The execution takes 3.5 seconds, not using the SBE, and the lookup stage reads the profile only once, from the covering index:

test> xs=x["stages"][1]

{
  '$lookup': {
    from: 'profiles',
    as: 'profiles',
    let: { pid: '$profileID' },
    pipeline: [
      { '$match': { ID: { '$ne': null } } },
      { '$project': { _id: 0, ID: 1, status: 1 } }
    ]
  },
  totalDocsExamined: Long('0'),
  totalKeysExamined: Long('4'),
  collectionScans: Long('0'),
  indexesUsed: [ 'ID_1_status_1' ],
  nReturned: Long('260026'),
  executionTimeMillisEstimate: Long('3447')
}

Rather than being a native join algorithm, this approach is similar to executing two separate queries and then joining the results in the application. However, with this method, the join is performed using aggregation pipeline operators. It reads less documents, and uses the covering index, but doesn't benefit from the SBE optimisations.

Summary

Like with any database, it is important to understand the join algorithms. When you use a lookup in the aggregation pipeline, MongoDB selects the join strategy based on the query, collections, and existing indexes. The three algorithms are:

Indexed Loop Join is used when a compatible index exists on foreignField. It is best for a low to medium match rate or when the foreign collection is large.
Hash Join is used when allowDiskUse is set, and there is no compatible index, but only when the foreign collection is small (< 10,000 docs, < 100MB).

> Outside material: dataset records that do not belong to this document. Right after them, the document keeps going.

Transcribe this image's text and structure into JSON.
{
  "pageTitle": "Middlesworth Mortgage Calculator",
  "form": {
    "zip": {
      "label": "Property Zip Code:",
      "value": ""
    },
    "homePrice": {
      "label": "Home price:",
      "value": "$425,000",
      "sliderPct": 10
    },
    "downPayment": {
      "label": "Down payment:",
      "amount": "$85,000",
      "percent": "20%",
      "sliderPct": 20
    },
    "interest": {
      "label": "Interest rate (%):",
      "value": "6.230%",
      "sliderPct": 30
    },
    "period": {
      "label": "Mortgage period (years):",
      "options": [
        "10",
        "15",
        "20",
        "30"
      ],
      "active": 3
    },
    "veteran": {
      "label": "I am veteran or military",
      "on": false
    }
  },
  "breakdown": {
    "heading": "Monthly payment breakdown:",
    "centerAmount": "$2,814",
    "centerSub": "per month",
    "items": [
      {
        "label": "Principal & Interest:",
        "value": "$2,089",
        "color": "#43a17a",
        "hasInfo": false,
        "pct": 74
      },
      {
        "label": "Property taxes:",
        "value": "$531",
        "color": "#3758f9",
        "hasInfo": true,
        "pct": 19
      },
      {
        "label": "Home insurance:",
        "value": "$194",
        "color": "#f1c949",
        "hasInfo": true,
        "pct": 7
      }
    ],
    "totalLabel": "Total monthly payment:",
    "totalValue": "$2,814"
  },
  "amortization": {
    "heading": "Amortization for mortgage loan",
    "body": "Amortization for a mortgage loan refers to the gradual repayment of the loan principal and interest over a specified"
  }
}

It is best with a high match rate on lots of documents.
Nested Loop Join is a fallback when the previous ones cannot be used. It is acceptable only for tiny foreign collections.

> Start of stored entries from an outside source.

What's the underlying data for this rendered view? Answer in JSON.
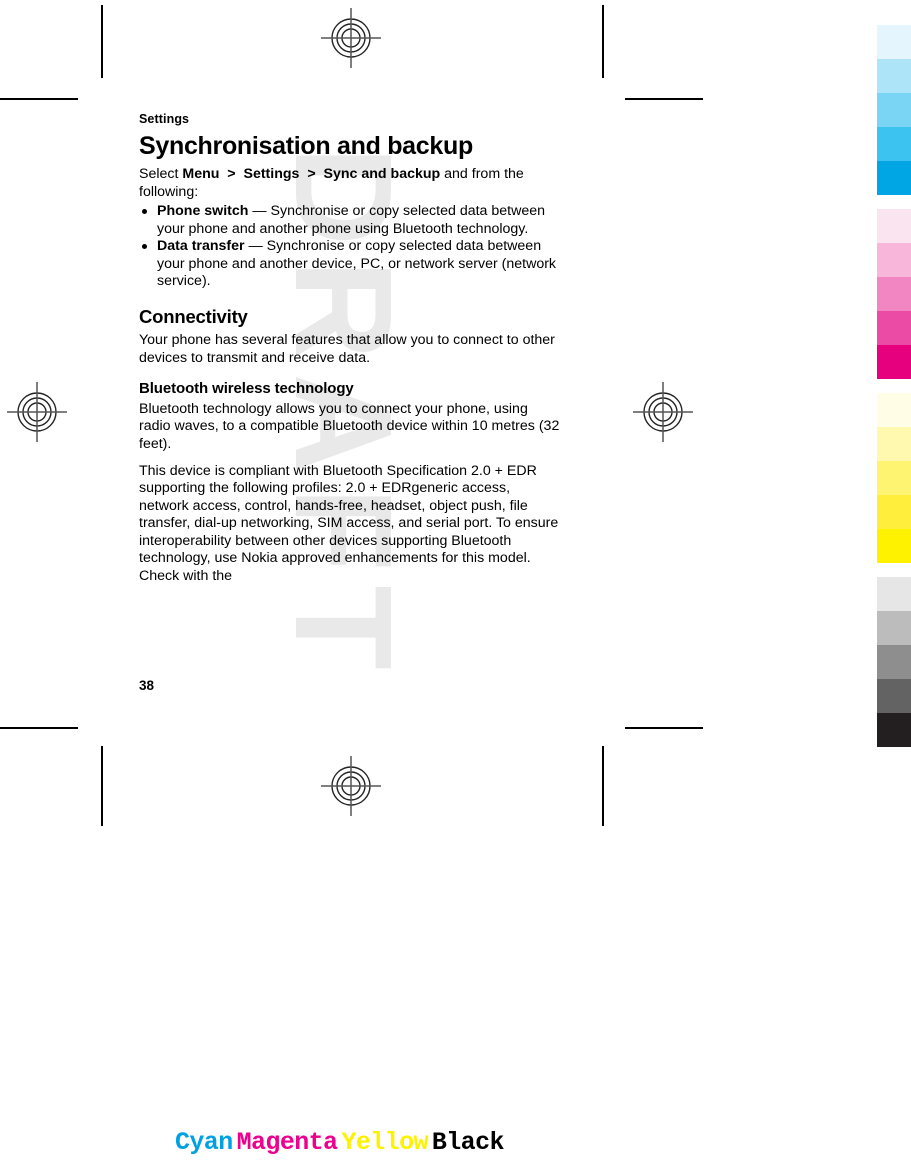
{
  "document": {
    "running_head": "Settings",
    "page_number": "38",
    "watermark": "DRAFT"
  },
  "content": {
    "chapter_title": "Synchronisation and backup",
    "intro": {
      "lead_plain_1": "Select ",
      "menu_path": [
        "Menu",
        "Settings",
        "Sync and backup"
      ],
      "separator": ">",
      "lead_plain_2": " and from the following:"
    },
    "bullets": [
      {
        "term": "Phone switch",
        "dash": "—",
        "description": "Synchronise or copy selected data between your phone and another phone using Bluetooth technology."
      },
      {
        "term": "Data transfer",
        "dash": "—",
        "description": "Synchronise or copy selected data between your phone and another device, PC, or network server (network service)."
      }
    ],
    "connectivity": {
      "title": "Connectivity",
      "paragraph": "Your phone has several features that allow you to connect to other devices to transmit and receive data."
    },
    "bluetooth": {
      "title": "Bluetooth wireless technology",
      "paragraph_1": "Bluetooth technology allows you to connect your phone, using radio waves, to a compatible Bluetooth device within 10 metres (32 feet).",
      "paragraph_2": "This device is compliant with Bluetooth Specification 2.0 + EDR supporting the following profiles: 2.0 + EDRgeneric access, network access, control, hands-free, headset, object push, file transfer, dial-up networking, SIM access, and serial port. To ensure interoperability between other devices supporting Bluetooth technology, use Nokia approved enhancements for this model. Check with the"
    }
  },
  "print_marks": {
    "cmyk_labels": [
      {
        "text": "Cyan",
        "color": "#00a0e3"
      },
      {
        "text": "Magenta",
        "color": "#ec008c"
      },
      {
        "text": "Yellow",
        "color": "#fff200"
      },
      {
        "text": "Black",
        "color": "#000000"
      }
    ],
    "color_bar": {
      "cyan": [
        "#e5f5fd",
        "#aee4f8",
        "#7ad4f4",
        "#3cc3ef",
        "#00a5e3"
      ],
      "magenta": [
        "#fae4f0",
        "#f7b6da",
        "#f286c3",
        "#ec4ba5",
        "#e6007e"
      ],
      "yellow": [
        "#fffde5",
        "#fff9b0",
        "#fff472",
        "#ffee3c",
        "#fff200"
      ],
      "black": [
        "#e6e6e6",
        "#bcbcbc",
        "#8e8e8e",
        "#636363",
        "#231f20"
      ]
    }
  }
}
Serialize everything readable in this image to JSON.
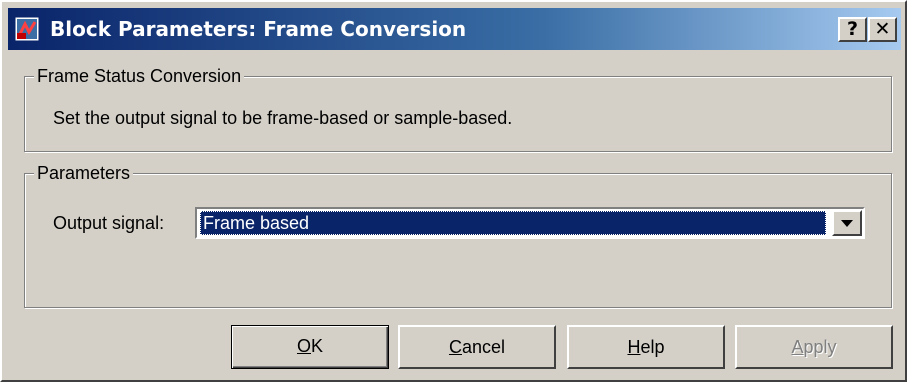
{
  "window": {
    "title": "Block Parameters: Frame Conversion",
    "help_button": "?",
    "close_button": "✕",
    "title_gradient_start": "#0a246a",
    "title_gradient_end": "#a6caf0"
  },
  "description_group": {
    "legend": "Frame Status Conversion",
    "text": "Set the output signal to be frame-based or sample-based."
  },
  "parameters_group": {
    "legend": "Parameters",
    "output_signal_label": "Output signal:",
    "output_signal_value": "Frame based"
  },
  "buttons": {
    "ok": {
      "mnemonic": "O",
      "rest": "K"
    },
    "cancel": {
      "mnemonic": "C",
      "rest": "ancel"
    },
    "help": {
      "mnemonic": "H",
      "rest": "elp"
    },
    "apply": {
      "mnemonic": "A",
      "rest": "pply"
    }
  },
  "icons": [
    "simulink-block-icon",
    "help-icon",
    "close-icon",
    "dropdown-arrow-icon"
  ]
}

Unlike SQL databases, where the optimizer makes all decisions but can also lead to surprises, MongoDB shifts responsibility to developers. You must:

Design your schema with join performance in mind. For bounded relationships, embedding may be the best solution.
Understand your data (collection sizes, match rates) to predict which strategy will be the best.
Test different strategies by creating/dropping indexes and toggling allowDiskUse. Create an index only when you want to use it.
Measure performance using explain("executionStats") to validate your choices.

This design favors predictability and control over relying on automatic optimization. So when you hear statements like “Joins are slow” or “Lookups are fast,” take time to understand the facts and how these operations are actually executed, before forming an opinion.

Top comments (1)

Sofia Petrova • Nov 18

Great breakdown of $lookup join strategies—IndexedLoopJoin vs HashJoin vs the 'please don't' NestedLoop. The SBE caveat with pipelines is a valuable gotcha. Maybe add guidance on skewed keys and memory spill behavior?